Something does not add up

Few days ago, a report on national television said inflation is now 5.7 percent, the highest in many years. The reporter said that as a result of this, the same amount of money at present would buy less goods compared to what it could before. He included footage of people complaining in markets. For ordinary mortals like me, inflation simply meant prices were getting higher. Indeed, the reporter confirmed that the price of rice shot up much higher than just few weeks ago. He then panned the camera to the vegetable section where eggplants now sold for near P50 a bunch from somewhere like P40.

Another newsman took a kindred story about oil prices saying the upward scale of oil prices was the nth time these past few weeks. Footage of jeepney drivers and private car owners lamenting accompanied the telecast. For jeepney drivers, the huge discrepancy in the money spent for diesel these last few weeks severely ate into their daily income. One of them even complained that before he used to bring home P400 plus after a day’s driving, now he can barely earn P300. Paradoxically, the sigh made by a car driving man in executive attire was no different. Demonstrably, the creases on their faces, while so complaining, told almost everything.

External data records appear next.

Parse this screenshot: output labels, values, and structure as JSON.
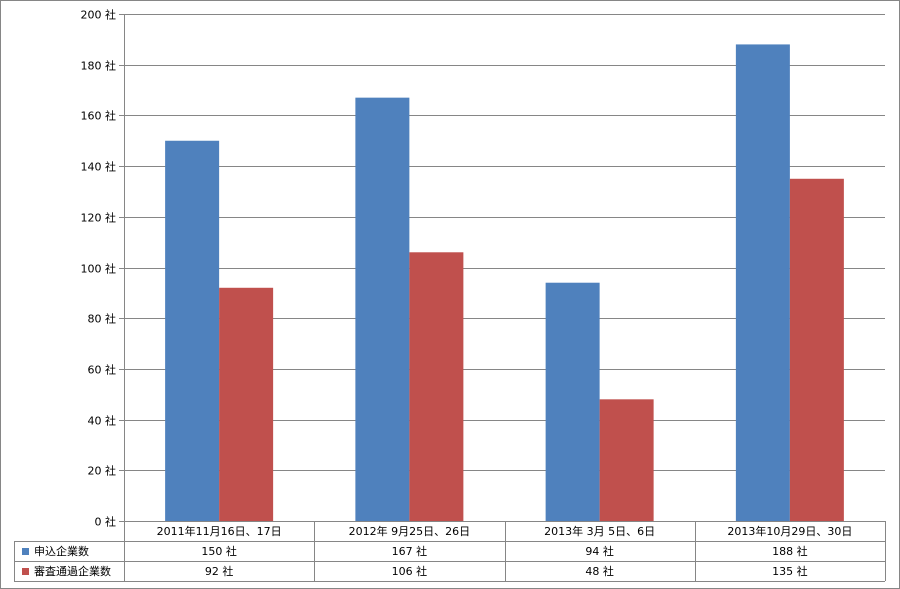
{
  "chart_data": {
    "type": "bar",
    "categories": [
      "2011年11月16日、17日",
      "2012年 9月25日、26日",
      "2013年 3月  5日、6日",
      "2013年10月29日、30日"
    ],
    "series": [
      {
        "name": "申込企業数",
        "values": [
          150,
          167,
          94,
          188
        ],
        "color": "#4F81BD",
        "labels": [
          "150 社",
          "167 社",
          "94 社",
          "188 社"
        ]
      },
      {
        "name": "審査通過企業数",
        "values": [
          92,
          106,
          48,
          135
        ],
        "color": "#C0504D",
        "labels": [
          "92 社",
          "106 社",
          "48 社",
          "135 社"
        ]
      }
    ],
    "ylim": [
      0,
      200
    ],
    "ytick_step": 20,
    "ytick_unit": "社",
    "ytick_labels": [
      "0 社",
      "20 社",
      "40 社",
      "60 社",
      "80 社",
      "100 社",
      "120 社",
      "140 社",
      "160 社",
      "180 社",
      "200 社"
    ],
    "grid": true,
    "legend": "data-table"
  }
}
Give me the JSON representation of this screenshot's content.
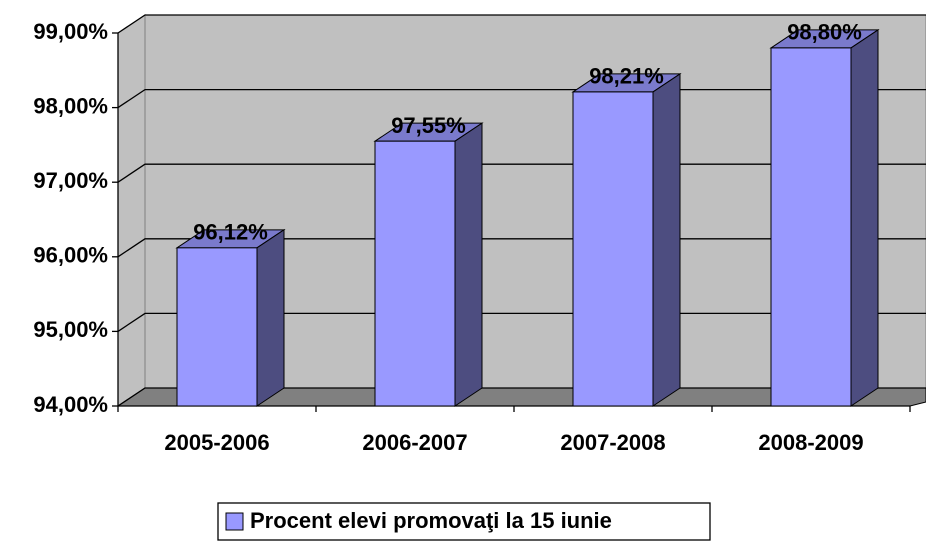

The business section of the same news program mentioned the diminishing exchange rate of the Philippine peso against the American dollar. Accordingly, we are experiencing the lowest peso value vis-a-vis the other currencies in about 10 years. The reporter said that today $1 is equivalent to P53 while a decade ago $1 was worth P47. Since our country is a net importer (meaning we import more than export), we now spend more to buy foreign goods than we did before. Consequently, when imported goods are sold in malls, they are more expensive than before.

The same program took the view of the country’s financial managers. They are supposed to know better than all of us. Their analysis of our situation was positive. I smiled hesitantly. There was, after all, a silver lining to the negative reports. Notwithstanding the inflation, spiraling oil prices, and diminution of the peso, they claimed our economy is robust. The country’s gross domestic product grew to a whopping 6.6 percent with only our agriculture in some kind of curable stagnancy. In other words, our economy is not ailing as it is the best performer in Asia next only to China and Vietnam! The failure to mention Singapore and Japan led me to believe we beat them if we talk about economic growth. Wow!

I admit that because my discipline is Law and not Economics, I did not understand the gobbledygook. The contexts of the program appeared to me to contain glaring irreconcilable contrasts. How could our country be among the region’s fastest-growing economies when majority of our citizenry can hardly make ends meet? Ask a call center agent who is the Filipino with a better income and I am sure his answer must be a revelation. In any case, the program that I watched carried “something that did not add up,” to borrow an American street expression.